Fui surpreendido pela notícia de que a Kodak, outrora líder mundial na fotografia, iria fornecer ingredientes para medicamentos genéricos destinados ao tratamento do coronavírus. Eu julgava que a Kodak tinha sido extinta, quando, em 2012, entrou em falência por causa da concorrência das câmaras digitais.
Em finais do séc. XIX a Kodak popularizou a fotografia de amadores com uma câmara inventada em 1888. Era a primeira máquina fotográfica com rolo de filme, a preço acessível. Durante muitas décadas a Kodak imperou no mercado mundial de fotografia.
Curiosamente, a Kodak até inventou o primeiro modelo da câmara fotográfica digital. Mas quis manter também o filme de celuloide, só que não aguentou a feroz concorrência das câmaras digitais. Em 2012 foi à falência.
Mas aproveitou um inteligente sistema americano de proteção a empresas que precisam de recuperar financeiramente; proteção frente a credores, por exemplo. A Kodak lançou-se, então, no fabrico e na venda de outros artigos, alguns muito distantes da fotografia – das criptomoedas aos “smartphones”. E agora, pelo que se sabe, entra no sector farmacêutico, com a bênção de Trump.
Seria bom que a TAP, uma companhia de aviação, pudesse fazer algo semelhante ao “renascimento” da Kodak – mas é difícil ver como. É que os problemas financeiros desta companhia de bandeira não são de agora, vêm praticamente desde que a descolonização lhe retirou os mercados protegidos da Angola e Moçambique. E não se vislumbra para que outro sector de atividade, que não a aviação, se poderia virar a TAP.
Decerto que uma reestruturação da TAP poderá limitar os seus prejuízos futuros, mas não mais do que isso. A crise generalizada da aviação, acentuada pela pandemia, leva a uma diminuição de passageiros, cujo volume só em 2024 deverá regressar aos níveis do ano passado, segundo o “Economist”. Lembra este semanário que antes da crise do coronavírus apenas 30 companhias aéreas eram lucrativas.
O apoio à aviação concedido pelo Estado francês, lembra o “Economist”, implica que não haja voos internos entre cidades que sejam servidas por comboios rápidos. Uma medida destas significaria, para a TAP, deixar de fazer voos internos. E também não será fácil que a TAP, mesmo apoiada financeiramente, consiga comprar novos aviões capazes de voarem com combustível menos poluente – um dos problemas da TAP é vender parte do excesso de aviões que comprou.
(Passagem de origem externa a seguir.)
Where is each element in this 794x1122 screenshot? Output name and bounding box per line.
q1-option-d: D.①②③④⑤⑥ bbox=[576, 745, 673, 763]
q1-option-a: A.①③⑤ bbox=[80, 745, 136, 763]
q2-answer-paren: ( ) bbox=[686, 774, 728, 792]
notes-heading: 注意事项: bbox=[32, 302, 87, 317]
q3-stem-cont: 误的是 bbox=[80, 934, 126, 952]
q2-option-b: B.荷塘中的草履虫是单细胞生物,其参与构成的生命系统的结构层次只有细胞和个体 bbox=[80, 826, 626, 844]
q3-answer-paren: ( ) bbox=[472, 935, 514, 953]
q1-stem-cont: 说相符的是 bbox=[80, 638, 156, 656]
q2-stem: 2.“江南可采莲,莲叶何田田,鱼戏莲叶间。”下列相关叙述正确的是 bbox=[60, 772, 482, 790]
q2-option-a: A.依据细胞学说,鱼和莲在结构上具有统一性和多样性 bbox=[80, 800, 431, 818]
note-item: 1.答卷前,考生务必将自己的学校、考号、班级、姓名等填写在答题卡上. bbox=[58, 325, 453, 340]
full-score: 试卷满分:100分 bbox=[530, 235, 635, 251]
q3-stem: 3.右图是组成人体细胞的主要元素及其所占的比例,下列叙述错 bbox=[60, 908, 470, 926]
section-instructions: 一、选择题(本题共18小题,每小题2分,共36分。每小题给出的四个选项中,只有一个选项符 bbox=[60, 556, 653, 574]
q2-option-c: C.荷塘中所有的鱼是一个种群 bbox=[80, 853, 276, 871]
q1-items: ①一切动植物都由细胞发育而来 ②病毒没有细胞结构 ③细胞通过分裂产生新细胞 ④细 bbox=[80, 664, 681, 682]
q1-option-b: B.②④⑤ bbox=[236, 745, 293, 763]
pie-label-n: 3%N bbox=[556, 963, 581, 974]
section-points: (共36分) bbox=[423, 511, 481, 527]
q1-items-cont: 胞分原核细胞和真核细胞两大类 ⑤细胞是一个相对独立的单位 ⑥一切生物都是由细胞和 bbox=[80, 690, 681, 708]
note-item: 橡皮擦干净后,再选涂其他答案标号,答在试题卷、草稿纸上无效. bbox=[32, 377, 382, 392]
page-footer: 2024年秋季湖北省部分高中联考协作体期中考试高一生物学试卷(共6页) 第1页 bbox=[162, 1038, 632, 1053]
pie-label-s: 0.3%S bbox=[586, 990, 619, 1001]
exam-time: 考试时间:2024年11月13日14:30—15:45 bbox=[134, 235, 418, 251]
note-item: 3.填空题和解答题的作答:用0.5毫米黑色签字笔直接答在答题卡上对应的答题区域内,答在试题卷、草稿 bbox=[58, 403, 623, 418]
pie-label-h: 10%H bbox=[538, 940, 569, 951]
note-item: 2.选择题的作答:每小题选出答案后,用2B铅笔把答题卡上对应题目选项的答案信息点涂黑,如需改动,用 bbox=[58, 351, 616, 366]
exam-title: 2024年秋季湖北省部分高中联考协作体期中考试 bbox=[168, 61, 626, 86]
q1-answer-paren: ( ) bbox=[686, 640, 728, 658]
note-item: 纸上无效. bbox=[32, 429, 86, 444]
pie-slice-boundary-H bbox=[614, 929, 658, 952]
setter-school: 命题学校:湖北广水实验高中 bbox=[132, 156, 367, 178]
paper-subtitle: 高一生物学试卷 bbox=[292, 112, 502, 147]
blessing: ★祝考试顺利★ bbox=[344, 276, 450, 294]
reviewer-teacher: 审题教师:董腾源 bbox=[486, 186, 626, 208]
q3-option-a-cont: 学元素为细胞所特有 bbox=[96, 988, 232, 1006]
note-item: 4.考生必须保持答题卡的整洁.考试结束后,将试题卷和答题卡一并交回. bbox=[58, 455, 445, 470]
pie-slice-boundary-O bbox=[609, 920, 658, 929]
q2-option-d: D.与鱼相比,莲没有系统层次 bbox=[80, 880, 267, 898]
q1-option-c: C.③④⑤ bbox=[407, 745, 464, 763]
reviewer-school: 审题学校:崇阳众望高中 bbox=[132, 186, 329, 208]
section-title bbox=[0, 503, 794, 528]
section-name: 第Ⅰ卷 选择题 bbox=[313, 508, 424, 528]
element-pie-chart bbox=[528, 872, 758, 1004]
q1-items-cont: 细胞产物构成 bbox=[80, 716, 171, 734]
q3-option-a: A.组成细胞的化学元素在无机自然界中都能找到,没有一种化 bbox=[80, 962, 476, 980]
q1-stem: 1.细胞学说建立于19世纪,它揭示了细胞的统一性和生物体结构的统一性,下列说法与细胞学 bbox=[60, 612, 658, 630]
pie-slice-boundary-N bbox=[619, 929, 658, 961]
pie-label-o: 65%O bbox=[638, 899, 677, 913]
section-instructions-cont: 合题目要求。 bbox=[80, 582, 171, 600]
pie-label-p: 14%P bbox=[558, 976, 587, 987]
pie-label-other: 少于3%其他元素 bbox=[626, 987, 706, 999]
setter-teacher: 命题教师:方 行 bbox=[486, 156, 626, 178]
A posição do “Economist” é que os Estados não apoiem as companhias de bandeira e facilitem a entrada de novas empresas; recorde-se o papel que as “low cost” tiveram no crescimento do turismo estrangeiro em Portugal.
É uma posição discutível, mas que não deve ser ignorada. Importa que, entre nós, haja consciência de que a TAP não dará lucros, por muitos apoios que agora e depois receba. E que será preciso ter uma ideia sobre até onde o dinheiro dos contribuintes portugueses poderá manter a voar esta companhia, numa lógica de custos e benefícios não apenas económicos.